A resposta a esse enigma, pode ser encontrada no desconforto de termos que conviver com uma consciência ambígua, dividida, confusa, paradoxal, hesitante e contraditória. Somos, absolutamente, fascinados pela imagem encíclica e perfeita que erguemos de nós mesmos, por isso, distorcemos, deformamos a experiência subjetiva da nossa vida, moldando ela artificialmente, para não termos que renunciar e essa visão “perfeitinha de nós”.
Como sustentamos essa postura por tanto tempo?

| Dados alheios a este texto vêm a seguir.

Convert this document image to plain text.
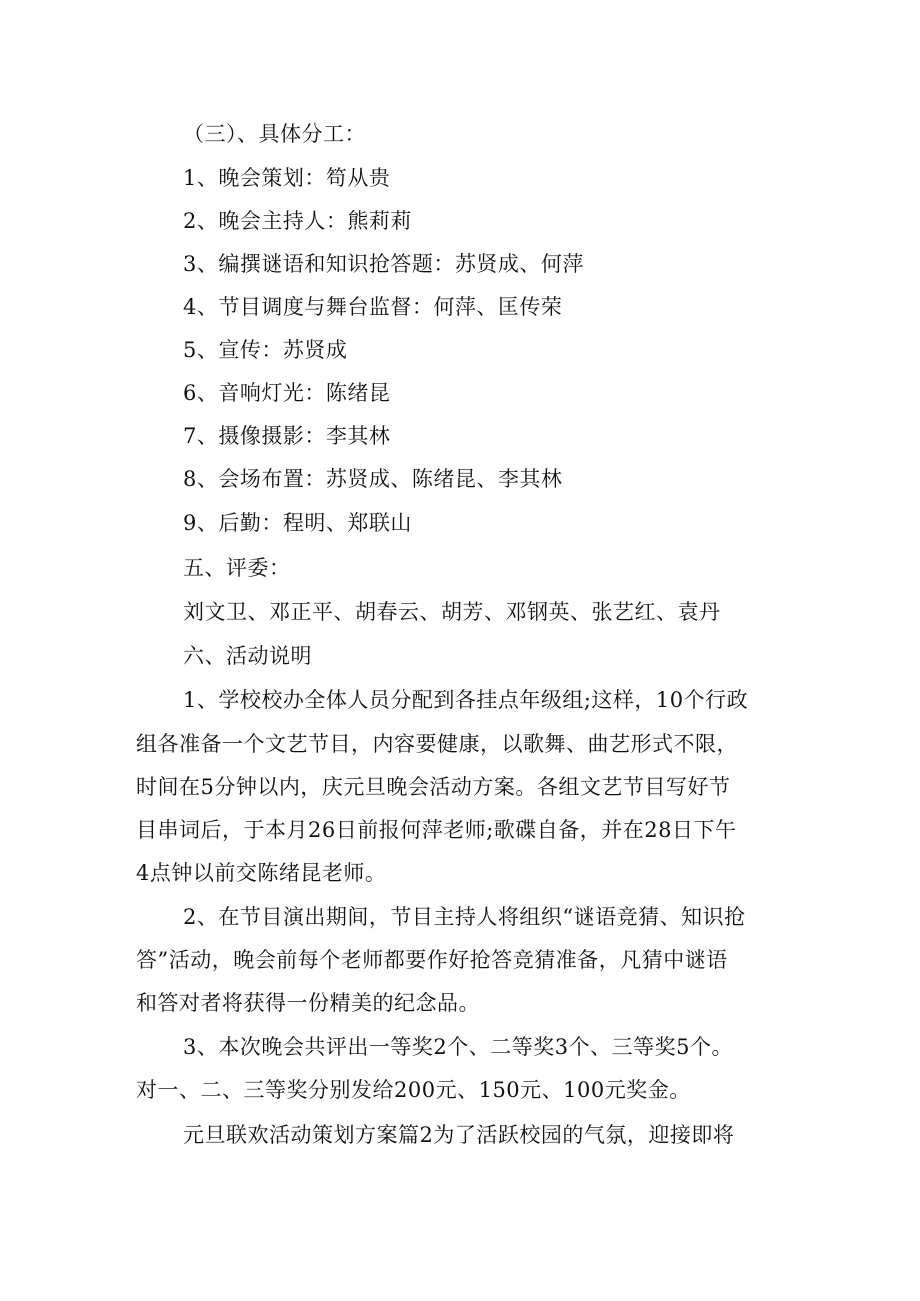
（三）、具体分工：
1、晚会策划：笱从贵
2、晚会主持人：熊莉莉
3、编撰谜语和知识抢答题：苏贤成、何萍
4、节目调度与舞台监督：何萍、匡传荣
5、宣传：苏贤成
6、音响灯光：陈绪昆
7、摄像摄影：李其林
8、会场布置：苏贤成、陈绪昆、李其林
9、后勤：程明、郑联山
五、评委：
刘文卫、邓正平、胡春云、胡芳、邓钢英、张艺红、袁丹
六、活动说明
1、学校校办全体人员分配到各挂点年级组;这样，10个行政
组各准备一个文艺节目，内容要健康，以歌舞、曲艺形式不限，
时间在5分钟以内，庆元旦晚会活动方案。各组文艺节目写好节
目串词后，于本月26日前报何萍老师;歌碟自备，并在28日下午
4点钟以前交陈绪昆老师。
2、在节目演出期间，节目主持人将组织“谜语竞猜、知识抢
答”活动，晚会前每个老师都要作好抢答竞猜准备，凡猜中谜语
和答对者将获得一份精美的纪念品。
3、本次晚会共评出一等奖2个、二等奖3个、三等奖5个。
对一、二、三等奖分别发给200元、150元、100元奖金。
元旦联欢活动策划方案篇2为了活跃校园的气氛，迎接即将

Como grandes estrategistas que somos na manutenção das nossas falhas, hábitos é defeitos, na Psicanálise lhe damos o nome de “mecanismos de defesa”, são precisamente essas estratégias que utilizamos inconscientemente para tentar manter essa imagem perfeccionista de si, intacta. Quais são os mecanismos de defesa? Conhecidos e explicados pela psicanálise são: recalcamento, recalque ou repressão, negação, regressão, deslocamento, projeção, isolamento, sublimação, formação reativa e racionalização. Para Freud, são “processos inconscientes, realizados pelo Ego, que ocorrem independentemente da vontade do indivíduo.” Portanto, defesa é, na verdade, a operação pela qual o Ego exclui da nossa consciência os conteúdos indesejáveis, protegendo dessa forma o aparelho psíquico.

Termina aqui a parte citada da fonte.